In vitro transcribed mRNA for eGFP (1 µg/µl; 7001-M0154/1000) was obtained from AmpTec, Germany. Native human IFN-α mRNA, with regard to the coding DNA sequence (CDS) and the flanking UTRs, as well as five sequence-optimized variants of human IFN-α were synthesised by Eurofins, Germany. In vitro transcription and purification of IFN-α mRNA variants was performed by AmpTec, Germany, according to published procedures43. Briefly, RNA was transcribed using T7 RNA polymerase and ARCA-NTP-Mix from a linear template generated by PCR. Purified mRNA was treated with antarctic phosphatase and re-purified. RNA integrity and purity was controlled by analysis on an Agilent Bioanalyzer 2100 and RNA 6000 Nano Kit (Agilent, USA). The RNA concentration was determined by spectrophotometry on an Infinite 200 PRO multimode reader (Tecan AG, Switzerland).

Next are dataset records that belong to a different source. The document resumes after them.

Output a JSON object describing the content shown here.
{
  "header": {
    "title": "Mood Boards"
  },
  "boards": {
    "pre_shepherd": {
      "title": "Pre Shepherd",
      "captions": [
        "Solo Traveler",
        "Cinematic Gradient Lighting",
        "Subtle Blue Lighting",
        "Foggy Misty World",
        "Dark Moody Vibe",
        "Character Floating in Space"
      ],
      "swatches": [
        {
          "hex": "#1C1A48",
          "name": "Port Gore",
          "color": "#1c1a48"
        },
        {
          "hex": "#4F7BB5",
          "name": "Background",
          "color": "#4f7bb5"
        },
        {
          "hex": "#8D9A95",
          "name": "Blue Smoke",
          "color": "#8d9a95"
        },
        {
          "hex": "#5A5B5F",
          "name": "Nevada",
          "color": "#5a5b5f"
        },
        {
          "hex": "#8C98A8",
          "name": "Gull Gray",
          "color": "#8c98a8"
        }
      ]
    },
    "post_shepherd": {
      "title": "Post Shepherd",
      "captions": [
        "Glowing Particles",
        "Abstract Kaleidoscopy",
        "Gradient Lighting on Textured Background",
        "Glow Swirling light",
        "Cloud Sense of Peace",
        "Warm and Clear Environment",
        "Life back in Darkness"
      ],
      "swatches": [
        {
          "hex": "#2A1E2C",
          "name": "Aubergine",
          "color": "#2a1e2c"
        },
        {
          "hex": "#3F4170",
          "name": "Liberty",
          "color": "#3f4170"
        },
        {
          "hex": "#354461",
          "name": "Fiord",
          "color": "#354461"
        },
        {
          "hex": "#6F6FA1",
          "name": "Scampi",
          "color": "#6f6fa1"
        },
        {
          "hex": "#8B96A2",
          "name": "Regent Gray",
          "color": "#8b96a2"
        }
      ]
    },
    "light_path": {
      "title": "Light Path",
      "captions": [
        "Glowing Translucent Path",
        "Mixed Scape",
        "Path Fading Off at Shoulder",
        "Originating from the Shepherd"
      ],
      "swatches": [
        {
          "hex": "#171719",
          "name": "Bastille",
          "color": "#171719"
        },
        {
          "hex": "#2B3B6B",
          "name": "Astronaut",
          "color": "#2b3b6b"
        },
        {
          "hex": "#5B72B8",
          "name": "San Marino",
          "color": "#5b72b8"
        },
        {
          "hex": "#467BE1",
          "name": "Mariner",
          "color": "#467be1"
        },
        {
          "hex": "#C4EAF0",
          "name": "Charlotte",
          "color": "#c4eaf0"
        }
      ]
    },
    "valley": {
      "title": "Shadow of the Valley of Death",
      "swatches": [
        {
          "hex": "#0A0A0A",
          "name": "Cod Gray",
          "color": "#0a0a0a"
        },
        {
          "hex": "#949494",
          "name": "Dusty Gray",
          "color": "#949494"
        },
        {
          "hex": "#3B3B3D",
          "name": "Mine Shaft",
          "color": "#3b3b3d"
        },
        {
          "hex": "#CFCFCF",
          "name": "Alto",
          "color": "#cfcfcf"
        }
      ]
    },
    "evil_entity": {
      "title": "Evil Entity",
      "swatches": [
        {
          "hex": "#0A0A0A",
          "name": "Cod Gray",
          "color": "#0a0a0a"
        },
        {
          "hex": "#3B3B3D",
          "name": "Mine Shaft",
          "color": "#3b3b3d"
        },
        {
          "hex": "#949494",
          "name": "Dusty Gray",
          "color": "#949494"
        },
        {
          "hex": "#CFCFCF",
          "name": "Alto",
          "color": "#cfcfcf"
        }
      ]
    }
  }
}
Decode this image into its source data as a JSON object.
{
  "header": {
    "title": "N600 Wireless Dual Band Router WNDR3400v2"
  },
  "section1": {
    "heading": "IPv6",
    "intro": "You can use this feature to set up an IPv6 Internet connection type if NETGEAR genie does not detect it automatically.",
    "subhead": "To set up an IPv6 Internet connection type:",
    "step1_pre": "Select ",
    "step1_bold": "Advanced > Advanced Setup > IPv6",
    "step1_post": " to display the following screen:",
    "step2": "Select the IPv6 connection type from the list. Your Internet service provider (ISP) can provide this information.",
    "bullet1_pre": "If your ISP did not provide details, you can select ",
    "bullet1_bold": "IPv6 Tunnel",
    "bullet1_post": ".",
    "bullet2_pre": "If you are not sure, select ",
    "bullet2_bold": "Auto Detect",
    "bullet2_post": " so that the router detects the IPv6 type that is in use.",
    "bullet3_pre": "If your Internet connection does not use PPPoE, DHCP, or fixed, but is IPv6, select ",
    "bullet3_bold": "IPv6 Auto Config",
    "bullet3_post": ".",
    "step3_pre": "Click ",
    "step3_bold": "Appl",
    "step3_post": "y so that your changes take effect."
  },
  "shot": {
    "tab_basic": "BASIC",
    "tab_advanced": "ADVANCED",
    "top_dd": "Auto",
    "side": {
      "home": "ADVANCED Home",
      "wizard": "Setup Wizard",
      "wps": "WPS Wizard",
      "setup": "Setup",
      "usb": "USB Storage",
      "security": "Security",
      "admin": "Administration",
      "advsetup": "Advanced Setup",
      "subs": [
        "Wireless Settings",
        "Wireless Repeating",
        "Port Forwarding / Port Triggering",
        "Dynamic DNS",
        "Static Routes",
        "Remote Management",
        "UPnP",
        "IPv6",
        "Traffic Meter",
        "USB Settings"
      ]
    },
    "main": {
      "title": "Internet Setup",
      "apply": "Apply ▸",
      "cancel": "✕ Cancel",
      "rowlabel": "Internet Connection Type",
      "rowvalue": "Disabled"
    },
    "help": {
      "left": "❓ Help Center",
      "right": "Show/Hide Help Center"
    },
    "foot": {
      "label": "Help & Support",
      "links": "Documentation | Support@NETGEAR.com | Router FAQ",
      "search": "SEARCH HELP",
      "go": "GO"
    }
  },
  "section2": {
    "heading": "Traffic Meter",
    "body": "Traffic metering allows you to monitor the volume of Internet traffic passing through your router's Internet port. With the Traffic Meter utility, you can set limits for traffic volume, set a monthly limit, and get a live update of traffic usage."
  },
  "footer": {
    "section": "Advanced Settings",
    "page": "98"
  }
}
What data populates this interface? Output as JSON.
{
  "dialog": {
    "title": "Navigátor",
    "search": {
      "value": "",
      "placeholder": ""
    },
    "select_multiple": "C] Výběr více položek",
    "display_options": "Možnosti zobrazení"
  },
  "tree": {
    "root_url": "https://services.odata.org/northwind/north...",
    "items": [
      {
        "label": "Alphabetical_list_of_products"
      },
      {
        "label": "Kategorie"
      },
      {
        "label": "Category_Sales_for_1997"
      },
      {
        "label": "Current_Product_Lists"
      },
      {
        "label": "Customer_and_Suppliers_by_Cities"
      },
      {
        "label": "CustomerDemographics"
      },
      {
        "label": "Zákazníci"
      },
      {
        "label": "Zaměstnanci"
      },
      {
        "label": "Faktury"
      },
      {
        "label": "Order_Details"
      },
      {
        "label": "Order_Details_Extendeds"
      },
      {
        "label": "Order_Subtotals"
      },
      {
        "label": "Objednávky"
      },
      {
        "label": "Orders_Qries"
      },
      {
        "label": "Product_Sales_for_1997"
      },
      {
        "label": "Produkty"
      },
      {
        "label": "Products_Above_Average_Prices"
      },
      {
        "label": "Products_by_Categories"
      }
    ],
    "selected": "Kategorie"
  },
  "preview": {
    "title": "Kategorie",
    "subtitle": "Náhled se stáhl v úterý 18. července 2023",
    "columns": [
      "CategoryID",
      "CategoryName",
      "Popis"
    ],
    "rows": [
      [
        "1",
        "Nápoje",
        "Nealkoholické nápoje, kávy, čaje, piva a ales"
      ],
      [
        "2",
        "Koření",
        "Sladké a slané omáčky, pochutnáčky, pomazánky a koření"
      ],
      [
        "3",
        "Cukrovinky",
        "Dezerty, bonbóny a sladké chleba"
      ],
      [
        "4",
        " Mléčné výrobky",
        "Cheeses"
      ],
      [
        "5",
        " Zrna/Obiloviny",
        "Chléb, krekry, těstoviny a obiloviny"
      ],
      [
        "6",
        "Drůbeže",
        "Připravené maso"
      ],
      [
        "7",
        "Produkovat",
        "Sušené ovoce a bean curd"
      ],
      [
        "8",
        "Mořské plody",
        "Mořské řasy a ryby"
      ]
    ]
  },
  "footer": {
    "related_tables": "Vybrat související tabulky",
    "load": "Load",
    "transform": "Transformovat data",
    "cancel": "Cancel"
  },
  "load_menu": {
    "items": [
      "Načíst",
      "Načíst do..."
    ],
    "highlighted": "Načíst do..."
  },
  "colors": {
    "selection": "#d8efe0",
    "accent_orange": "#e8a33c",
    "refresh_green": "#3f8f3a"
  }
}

Analysis of human IFN-α protein

Analysis of mRNA transfected skin explant tissue was done using two approaches: (i) we either subjected supernatants of tissue cultures or (ii) protein extracts derived from explants to IFN-α measurement by ELISA. Protein was extracted using cell extraction buffer (10 mM HEPES, 10 mM KCl, 0.1 µM EDTA, 0.3% NP40 and Roche protease inhibitor, according to manufacturer’s protocol). Measurement of human IFN-α was performed using the human IFN-α (subtype 2, IFN-α2) ELISA development kit (MABTECH AB, Sweden, according to manufacturer instructions). Protein concentration of extracts was determined using a conventional BCA test (Pierce, USA; according to manufacturer’s protocol). IFN-α and protein measurements were taken on an Infinite 200 PRO multimode reader (Tecan AG, Switzerland).

Ethics Statement

Human full thickness skin was obtained from biologic waste material after informed consent as approved by the ethical committee of the region of Salzburg (vote number: 415-E/1990/8–216). Skin samples were collected in accordance with the Declaration of Helsinki after written informed consent from healthy volunteers.